Project description:OBJECTIVE:To examine whether sluggish cognitive tempo (SCT) symptomatology moderates dose response to methylphenidate and whether the impact of SCT on medication response is distinct from attention-deficit/hyperactivity disorder (ADHD) subtype effects. METHODS:Stimulant-naive children with ADHD predominantly inattentive type (ADHD-I; n = 126) or ADHD combined type (ADHD-C; n = 45) aged 7-11 years were recruited from the community from September 2006 to June 2013 to participate in a prospective, randomized, double-blind, 4-week crossover trial of long-acting methylphenidate.
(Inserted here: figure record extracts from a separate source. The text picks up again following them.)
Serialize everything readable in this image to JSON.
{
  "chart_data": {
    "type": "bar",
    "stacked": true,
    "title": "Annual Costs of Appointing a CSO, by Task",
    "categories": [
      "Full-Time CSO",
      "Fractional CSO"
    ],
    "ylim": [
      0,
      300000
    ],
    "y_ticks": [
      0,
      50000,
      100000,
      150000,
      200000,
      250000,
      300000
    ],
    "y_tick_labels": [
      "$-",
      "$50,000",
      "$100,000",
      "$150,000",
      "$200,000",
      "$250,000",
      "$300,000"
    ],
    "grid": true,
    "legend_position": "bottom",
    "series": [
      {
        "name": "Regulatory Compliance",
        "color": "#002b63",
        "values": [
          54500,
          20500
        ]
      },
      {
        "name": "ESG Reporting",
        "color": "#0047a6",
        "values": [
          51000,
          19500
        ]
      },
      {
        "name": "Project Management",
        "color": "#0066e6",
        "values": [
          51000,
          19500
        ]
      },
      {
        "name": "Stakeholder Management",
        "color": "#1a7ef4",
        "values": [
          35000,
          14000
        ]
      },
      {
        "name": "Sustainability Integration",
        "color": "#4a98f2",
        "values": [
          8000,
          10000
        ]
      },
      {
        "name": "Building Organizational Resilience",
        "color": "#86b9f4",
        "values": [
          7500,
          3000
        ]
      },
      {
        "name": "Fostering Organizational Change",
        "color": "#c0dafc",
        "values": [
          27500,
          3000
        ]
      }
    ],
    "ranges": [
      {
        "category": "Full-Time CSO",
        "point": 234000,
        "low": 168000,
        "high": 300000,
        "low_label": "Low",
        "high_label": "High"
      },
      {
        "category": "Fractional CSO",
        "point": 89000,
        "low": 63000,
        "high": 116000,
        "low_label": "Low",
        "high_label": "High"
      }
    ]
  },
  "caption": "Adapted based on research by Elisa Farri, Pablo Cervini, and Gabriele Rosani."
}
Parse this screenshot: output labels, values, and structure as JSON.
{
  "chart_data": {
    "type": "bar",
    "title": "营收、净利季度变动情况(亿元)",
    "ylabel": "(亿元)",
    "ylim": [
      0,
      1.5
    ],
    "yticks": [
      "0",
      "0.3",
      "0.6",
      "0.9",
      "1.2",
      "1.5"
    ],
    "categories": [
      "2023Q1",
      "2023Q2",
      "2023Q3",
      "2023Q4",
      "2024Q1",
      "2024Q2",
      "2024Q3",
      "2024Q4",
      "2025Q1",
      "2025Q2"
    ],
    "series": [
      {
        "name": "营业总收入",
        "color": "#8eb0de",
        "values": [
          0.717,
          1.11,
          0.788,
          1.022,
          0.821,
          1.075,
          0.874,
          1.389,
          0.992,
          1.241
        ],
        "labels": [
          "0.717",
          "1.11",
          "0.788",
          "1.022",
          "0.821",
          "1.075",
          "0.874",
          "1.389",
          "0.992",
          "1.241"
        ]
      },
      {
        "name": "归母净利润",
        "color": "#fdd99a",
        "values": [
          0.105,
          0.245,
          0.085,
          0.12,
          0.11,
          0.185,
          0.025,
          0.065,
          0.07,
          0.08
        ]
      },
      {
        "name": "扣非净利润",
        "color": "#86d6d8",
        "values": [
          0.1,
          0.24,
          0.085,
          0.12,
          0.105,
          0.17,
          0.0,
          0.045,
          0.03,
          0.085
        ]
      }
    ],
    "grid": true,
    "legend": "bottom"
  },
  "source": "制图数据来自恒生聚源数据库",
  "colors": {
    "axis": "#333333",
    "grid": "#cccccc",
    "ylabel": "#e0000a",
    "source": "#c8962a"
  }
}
ADHD diagnosis and subtype were established according to DSM-IV criteria using a structured interview and teacher ADHD symptom ratings. SCT symptoms were assessed using a teacher-rated scale with 2 factors (Sluggish/Sleepy and Daydreamy). Primary outcomes included (1) categorization of children as methylphenidate responders, methylphenidate nonresponders, or placebo responders by 2 blinded physicians and (2) parent and teacher ratings of child behavior on the Vanderbilt ADHD Diagnostic Rating Scales while subjects were on treatment with placebo or 1 of 3 methylphenidate dosages (low, medium, high). RESULTS:Increased SCT Sluggish/Sleepy factor scores were associated with being a methylphenidate nonresponder or placebo responder rather than a methylphenidate responder (P = .04). Sluggish/Sleepy factor scores were also linked to diminished methylphenidate dose response for parent- and teacher-rated inattention symptoms (Sluggish/Sleepy factor × dose P = .004). SCT Daydreamy symptoms and ADHD subtype (ADHD-I vs ADHD-C) were not associated with methylphenidate responder status and did not moderate methylphenidate dose response for inattention symptoms. CONCLUSIONS:SCT Sluggish/Sleepy symptoms, but not SCT Daydreamy symptoms or ADHD subtype, predicted methylphenidate nonresponse. This novel finding, if replicated, may have important implications for assessing SCT as part of ADHD care. TRIAL REGISTRATION:ClinicalTrials.gov identifier: NCT01727414.